Maintenant, Hugo est passé aux travaux pratiques. Et, même s’il continue de faire des cartons avec sa carabine à air comprimé, il tire surtout avec son Perazzi MX8 Sc3. Dénichée par son oncle chez un armurier, cette arme se trouve être la même que celle avec laquelle son père tirait au début de sa carrière. Ce fusil de calibre 12, du fait de son poids et de son inertie, a l’avantage d’avoir un recul assez faible, pas du tout traumatisant pour ce jeune adolescent; en particulier chargé avec la cartouche Fob Shooting School de 21 grammes.

Tel père, tel fils l’avenir nous le dira.

EN 2021: Premier podium au championnat de France à 12 ans !

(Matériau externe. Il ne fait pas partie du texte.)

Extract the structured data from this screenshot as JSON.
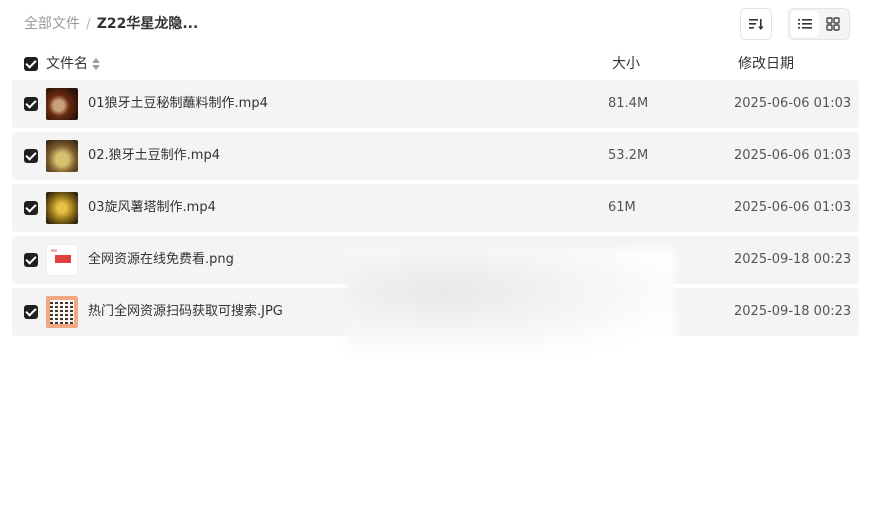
{
  "breadcrumb": {
    "root": "全部文件",
    "separator": "/",
    "current": "Z22华星龙隐..."
  },
  "toolbar": {
    "sort_icon": "sort-icon",
    "list_view_icon": "list-view-icon",
    "grid_view_icon": "grid-view-icon",
    "active_view": "list"
  },
  "columns": {
    "name": "文件名",
    "size": "大小",
    "date": "修改日期"
  },
  "files": [
    {
      "name": "01狼牙土豆秘制蘸料制作.mp4",
      "size": "81.4M",
      "date": "2025-06-06 01:03",
      "checked": true
    },
    {
      "name": "02.狼牙土豆制作.mp4",
      "size": "53.2M",
      "date": "2025-06-06 01:03",
      "checked": true
    },
    {
      "name": "03旋风薯塔制作.mp4",
      "size": "61M",
      "date": "2025-06-06 01:03",
      "checked": true
    },
    {
      "name": "全网资源在线免费看.png",
      "size": "",
      "date": "2025-09-18 00:23",
      "checked": true
    },
    {
      "name": "热门全网资源扫码获取可搜索.JPG",
      "size": "",
      "date": "2025-09-18 00:23",
      "checked": true
    }
  ],
  "colors": {
    "checkbox": "#1f1f1f",
    "row_background": "#f4f4f4"
  }
}
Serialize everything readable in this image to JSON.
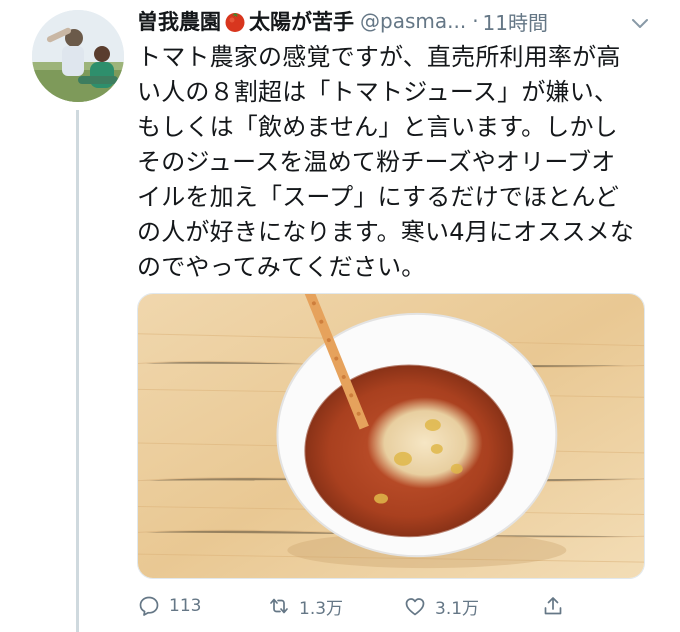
{
  "tweet": {
    "display_name_part1": "曽我農園",
    "display_name_part2": "太陽が苦手",
    "name_emoji": "tomato-icon",
    "handle": "@pasma...",
    "separator": "·",
    "timestamp": "11時間",
    "text_lines": [
      "トマト農家の感覚ですが、直売所利用率が高",
      "い人の８割超は「トマトジュース」が嫌い、",
      "もしくは「飲めません」と言います。しかし",
      "そのジュースを温めて粉チーズやオリーブオ",
      "イルを加え「スープ」にするだけでほとんど",
      "の人が好きになります。寒い4月にオススメな",
      "のでやってみてください。"
    ]
  },
  "actions": {
    "reply_count": "113",
    "retweet_count": "1.3万",
    "like_count": "3.1万"
  },
  "colors": {
    "text": "#14171a",
    "muted": "#657786",
    "thread_line": "#cfd9de"
  }
}
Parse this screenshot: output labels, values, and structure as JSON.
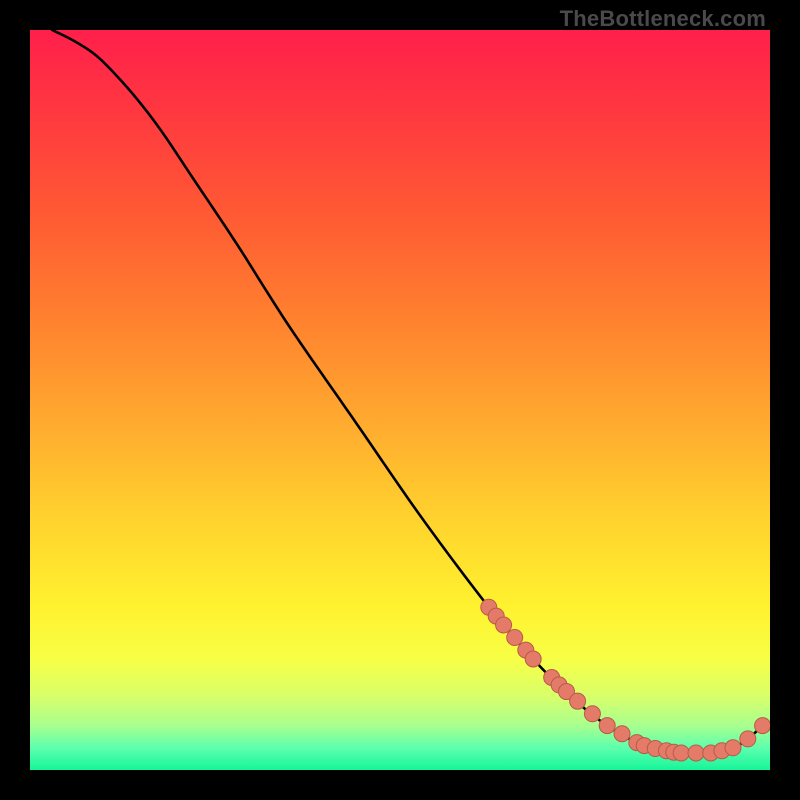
{
  "watermark": "TheBottleneck.com",
  "colors": {
    "bg": "#000000",
    "gradient_stops": [
      {
        "offset": 0.0,
        "color": "#ff1f4b"
      },
      {
        "offset": 0.12,
        "color": "#ff3a3f"
      },
      {
        "offset": 0.25,
        "color": "#ff5a33"
      },
      {
        "offset": 0.38,
        "color": "#ff7e2f"
      },
      {
        "offset": 0.52,
        "color": "#ffa72f"
      },
      {
        "offset": 0.66,
        "color": "#ffd22e"
      },
      {
        "offset": 0.78,
        "color": "#fff22f"
      },
      {
        "offset": 0.85,
        "color": "#f7ff45"
      },
      {
        "offset": 0.9,
        "color": "#d9ff6a"
      },
      {
        "offset": 0.94,
        "color": "#a8ff8f"
      },
      {
        "offset": 0.97,
        "color": "#5dffad"
      },
      {
        "offset": 1.0,
        "color": "#17f59a"
      }
    ],
    "curve": "#000000",
    "marker_fill": "#e37b68",
    "marker_stroke": "#b85a49"
  },
  "chart_data": {
    "type": "line",
    "title": "",
    "xlabel": "",
    "ylabel": "",
    "xlim": [
      0,
      100
    ],
    "ylim": [
      0,
      100
    ],
    "grid": false,
    "curve": [
      {
        "x": 3,
        "y": 100
      },
      {
        "x": 6,
        "y": 98.5
      },
      {
        "x": 9,
        "y": 96.5
      },
      {
        "x": 12,
        "y": 93.5
      },
      {
        "x": 15,
        "y": 90
      },
      {
        "x": 18,
        "y": 86
      },
      {
        "x": 22,
        "y": 80
      },
      {
        "x": 28,
        "y": 71
      },
      {
        "x": 35,
        "y": 60
      },
      {
        "x": 44,
        "y": 47
      },
      {
        "x": 53,
        "y": 34
      },
      {
        "x": 62,
        "y": 22
      },
      {
        "x": 68,
        "y": 15
      },
      {
        "x": 73,
        "y": 10
      },
      {
        "x": 78,
        "y": 6
      },
      {
        "x": 83,
        "y": 3.3
      },
      {
        "x": 88,
        "y": 2.3
      },
      {
        "x": 92,
        "y": 2.3
      },
      {
        "x": 95,
        "y": 3.0
      },
      {
        "x": 97,
        "y": 4.2
      },
      {
        "x": 99,
        "y": 6.0
      }
    ],
    "markers": [
      {
        "x": 62,
        "y": 22
      },
      {
        "x": 63,
        "y": 20.8
      },
      {
        "x": 64,
        "y": 19.6
      },
      {
        "x": 65.5,
        "y": 17.9
      },
      {
        "x": 67,
        "y": 16.2
      },
      {
        "x": 68,
        "y": 15
      },
      {
        "x": 70.5,
        "y": 12.5
      },
      {
        "x": 71.5,
        "y": 11.5
      },
      {
        "x": 72.5,
        "y": 10.6
      },
      {
        "x": 74,
        "y": 9.3
      },
      {
        "x": 76,
        "y": 7.6
      },
      {
        "x": 78,
        "y": 6
      },
      {
        "x": 80,
        "y": 4.9
      },
      {
        "x": 82,
        "y": 3.7
      },
      {
        "x": 83,
        "y": 3.3
      },
      {
        "x": 84.5,
        "y": 2.9
      },
      {
        "x": 86,
        "y": 2.6
      },
      {
        "x": 87,
        "y": 2.4
      },
      {
        "x": 88,
        "y": 2.3
      },
      {
        "x": 90,
        "y": 2.3
      },
      {
        "x": 92,
        "y": 2.3
      },
      {
        "x": 93.5,
        "y": 2.6
      },
      {
        "x": 95,
        "y": 3.0
      },
      {
        "x": 97,
        "y": 4.2
      },
      {
        "x": 99,
        "y": 6.0
      }
    ]
  }
}
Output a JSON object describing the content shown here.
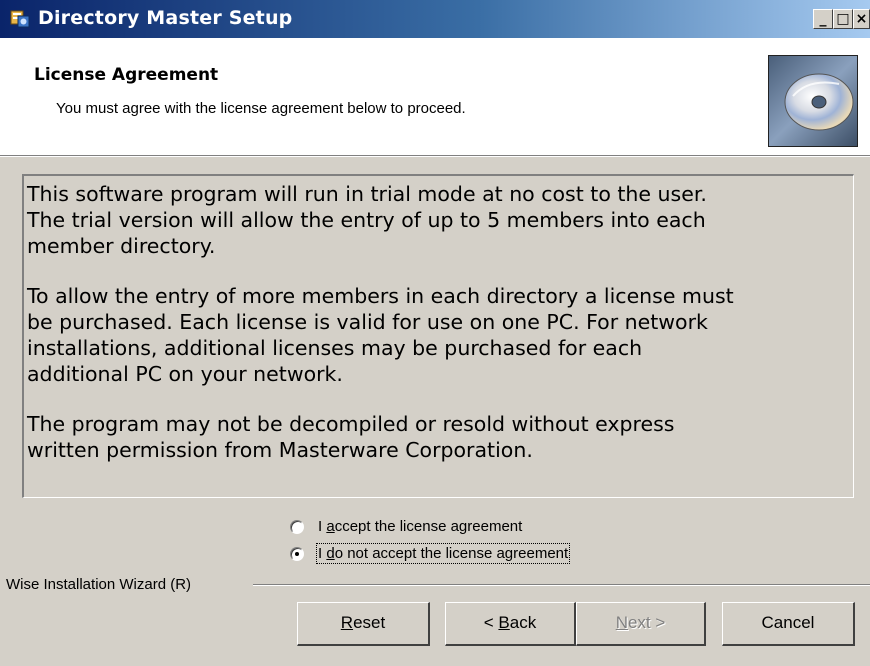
{
  "window": {
    "title": "Directory Master Setup",
    "controls": {
      "minimize": "_",
      "maximize": "□",
      "close": "×"
    }
  },
  "header": {
    "title": "License Agreement",
    "subtitle": "You must agree with the license agreement below to proceed.",
    "image_icon": "cd-disc-icon"
  },
  "license": {
    "paragraphs": [
      "This software program will run in trial mode at no cost to the user.\nThe trial version will allow the entry of up to 5 members into each\nmember directory.",
      "To allow the entry of more members in each directory a license must\nbe purchased.  Each license is valid for use on one PC.  For network\ninstallations, additional licenses may be purchased for each\nadditional PC on your network.",
      "The program may not be decompiled or resold without express\nwritten permission from Masterware Corporation."
    ]
  },
  "options": {
    "accept": {
      "pre": "I ",
      "accel": "a",
      "post": "ccept the license agreement",
      "selected": false
    },
    "decline": {
      "pre": "I ",
      "accel": "d",
      "post": "o not accept the license agreement",
      "selected": true
    }
  },
  "footer": {
    "wizard_label": "Wise Installation Wizard (R)",
    "buttons": {
      "reset": {
        "pre": "",
        "accel": "R",
        "post": "eset",
        "enabled": true
      },
      "back": {
        "pre": "< ",
        "accel": "B",
        "post": "ack",
        "enabled": true
      },
      "next": {
        "pre": "",
        "accel": "N",
        "post": "ext >",
        "enabled": false
      },
      "cancel": {
        "pre": "Cancel",
        "enabled": true
      }
    }
  },
  "colors": {
    "titlebar_start": "#0a246a",
    "titlebar_end": "#a6caf0",
    "face": "#d4d0c8"
  }
}
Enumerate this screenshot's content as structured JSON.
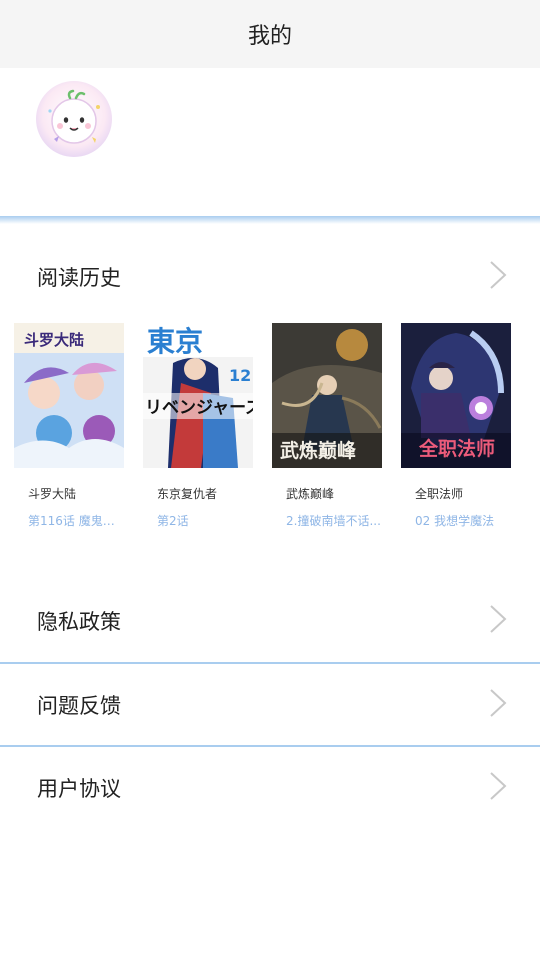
{
  "header": {
    "title": "我的"
  },
  "history": {
    "label": "阅读历史",
    "items": [
      {
        "title": "斗罗大陆",
        "chapter": "第116话 魔鬼遗..."
      },
      {
        "title": "东京复仇者",
        "chapter": "第2话"
      },
      {
        "title": "武炼巅峰",
        "chapter": "2.撞破南墙不话..."
      },
      {
        "title": "全职法师",
        "chapter": "02 我想学魔法"
      }
    ]
  },
  "menu": [
    {
      "label": "隐私政策"
    },
    {
      "label": "问题反馈"
    },
    {
      "label": "用户协议"
    }
  ],
  "icons": {
    "avatar": "avatar-image",
    "chevron": "chevron-right-icon"
  },
  "colors": {
    "accent": "#a9cdef",
    "chapter": "#8fb6e6",
    "header_bg": "#f5f5f5"
  }
}
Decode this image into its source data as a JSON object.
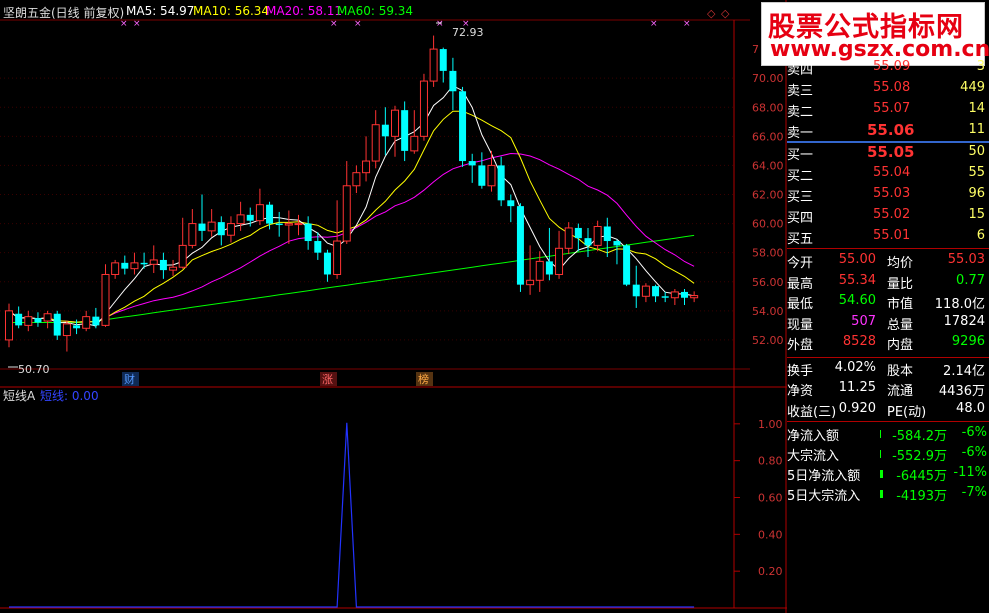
{
  "header": {
    "stock_title": "坚朗五金(日线 前复权)",
    "ma5_label": "MA5: 54.97",
    "ma10_label": "MA10: 56.34",
    "ma20_label": "MA20: 58.11",
    "ma60_label": "MA60: 59.34",
    "colors": {
      "ma5": "#ffffff",
      "ma10": "#ffff00",
      "ma20": "#ff00ff",
      "ma60": "#00ff00",
      "up": "#ff3333",
      "down": "#00ffff"
    }
  },
  "indicator": {
    "name": "短线A",
    "value_label": "短线: 0.00",
    "ticks": [
      "1.00",
      "0.80",
      "0.60",
      "0.40",
      "0.20"
    ]
  },
  "price_axis": [
    "70.00",
    "68.00",
    "66.00",
    "64.00",
    "62.00",
    "60.00",
    "58.00",
    "56.00",
    "54.00",
    "52.00"
  ],
  "price_axis_top": "7",
  "annotations": {
    "high_price": "72.93",
    "low_price": "50.70",
    "events": [
      "财",
      "涨",
      "榜"
    ]
  },
  "logo": {
    "main": "股票公式指标网",
    "url": "www.gszx.com.cn"
  },
  "orderbook": {
    "asks": [
      {
        "label": "卖四",
        "price": "55.09",
        "vol": "3"
      },
      {
        "label": "卖三",
        "price": "55.08",
        "vol": "449"
      },
      {
        "label": "卖二",
        "price": "55.07",
        "vol": "14"
      },
      {
        "label": "卖一",
        "price": "55.06",
        "vol": "11"
      }
    ],
    "bids": [
      {
        "label": "买一",
        "price": "55.05",
        "vol": "50"
      },
      {
        "label": "买二",
        "price": "55.04",
        "vol": "55"
      },
      {
        "label": "买三",
        "price": "55.03",
        "vol": "96"
      },
      {
        "label": "买四",
        "price": "55.02",
        "vol": "15"
      },
      {
        "label": "买五",
        "price": "55.01",
        "vol": "6"
      }
    ]
  },
  "quote": [
    {
      "l1": "今开",
      "v1": "55.00",
      "c1": "#ff3333",
      "l2": "均价",
      "v2": "55.03",
      "c2": "#ff3333"
    },
    {
      "l1": "最高",
      "v1": "55.34",
      "c1": "#ff3333",
      "l2": "量比",
      "v2": "0.77",
      "c2": "#00ff00"
    },
    {
      "l1": "最低",
      "v1": "54.60",
      "c1": "#00ff00",
      "l2": "市值",
      "v2": "118.0亿",
      "c2": "#ffffff"
    },
    {
      "l1": "现量",
      "v1": "507",
      "c1": "#ff33ff",
      "l2": "总量",
      "v2": "17824",
      "c2": "#ffffff"
    },
    {
      "l1": "外盘",
      "v1": "8528",
      "c1": "#ff3333",
      "l2": "内盘",
      "v2": "9296",
      "c2": "#00ff00"
    }
  ],
  "fundamentals": [
    {
      "l1": "换手",
      "v1": "4.02%",
      "l2": "股本",
      "v2": "2.14亿"
    },
    {
      "l1": "净资",
      "v1": "11.25",
      "l2": "流通",
      "v2": "4436万"
    },
    {
      "l1": "收益(三)",
      "v1": "0.920",
      "l2": "PE(动)",
      "v2": "48.0"
    }
  ],
  "flows": [
    {
      "label": "净流入额",
      "value": "-584.2万",
      "pct": "-6%"
    },
    {
      "label": "大宗流入",
      "value": "-552.9万",
      "pct": "-6%"
    },
    {
      "label": "5日净流入额",
      "value": "-6445万",
      "pct": "-11%"
    },
    {
      "label": "5日大宗流入",
      "value": "-4193万",
      "pct": "-7%"
    }
  ],
  "chart_data": {
    "type": "candlestick",
    "ylim": [
      50.0,
      74.0
    ],
    "candles": [
      [
        52.0,
        54.0,
        51.5,
        54.5
      ],
      [
        53.8,
        53.0,
        52.8,
        54.3
      ],
      [
        53.0,
        53.6,
        52.6,
        54.0
      ],
      [
        53.5,
        53.2,
        52.9,
        53.9
      ],
      [
        53.3,
        53.8,
        52.8,
        54.0
      ],
      [
        53.8,
        52.3,
        52.0,
        54.0
      ],
      [
        52.3,
        53.1,
        51.2,
        53.3
      ],
      [
        53.0,
        52.8,
        52.4,
        53.4
      ],
      [
        52.8,
        53.6,
        52.6,
        54.0
      ],
      [
        53.6,
        53.0,
        52.8,
        54.2
      ],
      [
        53.0,
        56.5,
        52.9,
        57.2
      ],
      [
        56.5,
        57.3,
        56.2,
        57.5
      ],
      [
        57.3,
        56.9,
        56.5,
        57.8
      ],
      [
        56.9,
        57.3,
        56.5,
        58.0
      ],
      [
        57.3,
        57.2,
        56.9,
        58.0
      ],
      [
        57.2,
        57.5,
        56.6,
        58.5
      ],
      [
        57.5,
        56.8,
        56.2,
        58.0
      ],
      [
        56.8,
        57.0,
        56.4,
        57.5
      ],
      [
        57.0,
        58.5,
        56.9,
        60.4
      ],
      [
        58.5,
        60.0,
        58.3,
        61.0
      ],
      [
        60.0,
        59.5,
        58.8,
        62.0
      ],
      [
        59.5,
        60.1,
        59.1,
        61.0
      ],
      [
        60.1,
        59.2,
        58.5,
        60.5
      ],
      [
        59.2,
        60.0,
        58.7,
        60.5
      ],
      [
        60.0,
        60.6,
        59.5,
        61.5
      ],
      [
        60.6,
        60.2,
        59.8,
        61.1
      ],
      [
        60.2,
        61.3,
        59.9,
        62.4
      ],
      [
        61.3,
        60.0,
        59.6,
        61.5
      ],
      [
        60.0,
        59.9,
        59.1,
        60.8
      ],
      [
        59.9,
        60.0,
        58.6,
        60.9
      ],
      [
        60.0,
        60.0,
        59.2,
        60.6
      ],
      [
        60.0,
        58.8,
        58.2,
        60.5
      ],
      [
        58.8,
        58.0,
        57.5,
        59.4
      ],
      [
        58.0,
        56.5,
        56.0,
        58.2
      ],
      [
        56.5,
        58.8,
        56.2,
        61.6
      ],
      [
        58.8,
        62.6,
        58.6,
        64.3
      ],
      [
        62.6,
        63.5,
        62.1,
        64.0
      ],
      [
        63.5,
        64.3,
        62.9,
        66.0
      ],
      [
        64.3,
        66.8,
        63.8,
        67.8
      ],
      [
        66.8,
        66.0,
        64.7,
        68.0
      ],
      [
        66.0,
        67.8,
        64.6,
        68.1
      ],
      [
        67.8,
        65.0,
        64.3,
        68.4
      ],
      [
        65.0,
        66.0,
        64.8,
        67.8
      ],
      [
        66.0,
        69.8,
        65.7,
        70.3
      ],
      [
        69.8,
        72.0,
        69.4,
        72.93
      ],
      [
        72.0,
        70.5,
        69.7,
        72.1
      ],
      [
        70.5,
        69.1,
        67.8,
        71.4
      ],
      [
        69.1,
        64.3,
        63.9,
        69.4
      ],
      [
        64.3,
        64.0,
        62.8,
        64.8
      ],
      [
        64.0,
        62.6,
        62.4,
        64.9
      ],
      [
        62.6,
        64.0,
        62.2,
        65.0
      ],
      [
        64.0,
        61.6,
        61.2,
        64.6
      ],
      [
        61.6,
        61.2,
        60.1,
        62.0
      ],
      [
        61.2,
        55.8,
        55.3,
        61.4
      ],
      [
        55.8,
        56.1,
        55.1,
        58.5
      ],
      [
        56.1,
        57.4,
        55.3,
        58.1
      ],
      [
        57.4,
        56.5,
        56.1,
        59.7
      ],
      [
        56.5,
        58.3,
        56.2,
        59.5
      ],
      [
        58.3,
        59.7,
        57.9,
        60.1
      ],
      [
        59.7,
        59.0,
        58.1,
        60.0
      ],
      [
        59.0,
        58.5,
        57.7,
        59.7
      ],
      [
        58.5,
        59.8,
        58.1,
        60.2
      ],
      [
        59.8,
        58.8,
        57.7,
        60.4
      ],
      [
        58.8,
        58.5,
        57.2,
        58.9
      ],
      [
        58.5,
        55.8,
        55.7,
        58.6
      ],
      [
        55.8,
        55.0,
        54.2,
        57.1
      ],
      [
        55.0,
        55.7,
        54.6,
        55.9
      ],
      [
        55.7,
        55.0,
        54.6,
        55.8
      ],
      [
        55.0,
        54.9,
        54.6,
        55.3
      ],
      [
        54.9,
        55.3,
        54.4,
        55.5
      ],
      [
        55.3,
        54.9,
        54.4,
        55.5
      ],
      [
        54.9,
        55.05,
        54.6,
        55.34
      ]
    ],
    "indicator_values": [
      0,
      0,
      0,
      0,
      0,
      0,
      0,
      0,
      0,
      0,
      0,
      0,
      0,
      0,
      0,
      0,
      0,
      0,
      0,
      0,
      0,
      0,
      0,
      0,
      0,
      0,
      0,
      0,
      0,
      0,
      0,
      0,
      0,
      0,
      0,
      0,
      0,
      0,
      0,
      0,
      0,
      0,
      0,
      0,
      0,
      0,
      0,
      0,
      0,
      0,
      0,
      0,
      0,
      0,
      0,
      0,
      0,
      0,
      0,
      0,
      0,
      0,
      0,
      0,
      0,
      0,
      0,
      0,
      0,
      0,
      0,
      0
    ],
    "indicator_spike": {
      "index": 35,
      "value": 1.0
    },
    "indicator_ylim": [
      0,
      1.2
    ]
  }
}
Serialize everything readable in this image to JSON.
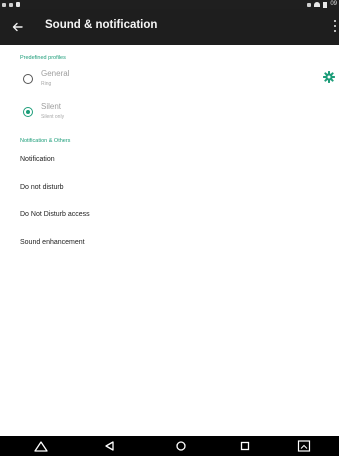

Les résultats d’Hugo ne se sont pas fait attendre, puisque l’été dernier il a terminé troisième du championnat de France de parcours de chasse à Signes (Var). Soulignons qu’à 12 ans il concourt dans une catégorie, celle des cadets, avec des garçons qui ont parfois jusqu’à 4 ans de plus que lui. Autant dire un monde à cet âge. A l’occasion de cette compétition Hugo a fait preuve d’une rare détermination. En compétition, Hugo tire les cartouches Fob aux initiales de son père :  des CB piston, et le reste en CB bourre à jupe.

En compétition, Hugo bénéficie des conseils experts de son père.

Son accession à la troisième marche du podium n’est pas sans rappeler la reconquête du titre de champion du monde de Compak Sporting de son père en 2019. En effet, au dernier jour du championnat de France, Hugo ne se destinait pas à rafler une médaille. Il ne doit sa victoire qu’à sa rage de vaincre, sa détermination et sa concentration, 3 qualités qu’il tient de Charles qui, quant à lui, remportera cette même compétition avec le score ahurissant de 196/200.

 

Didier, Charles et Hugo, trois générations de tireurs habitués aux podiums.

Un pré-ado pas comme les autres

Alors que la plupart des enfants de son âge préfèrent souvent passer du temps sur leur console de jeux, Hugo lui, n’aime rien tant qu’arpenter les pas de tir, et suivre son père, son oncle ou son grand-père à la chasse. Ceci en fait indéniablement un enfant atypique, et ne manque pas de surprendre certains de ses camarades de classe ou professeur. Mais pour rien au monde, il ne changerait cette passion au grand air qui lui donne une mine de capitaine. Outre sa détermination, Hugo partage avec l’immense champion de tennis, Rafael Nadal, la particularité d’être ambidextre. Excellent présage ! Souhaitons-lui une aussi belle réussite dans son sport.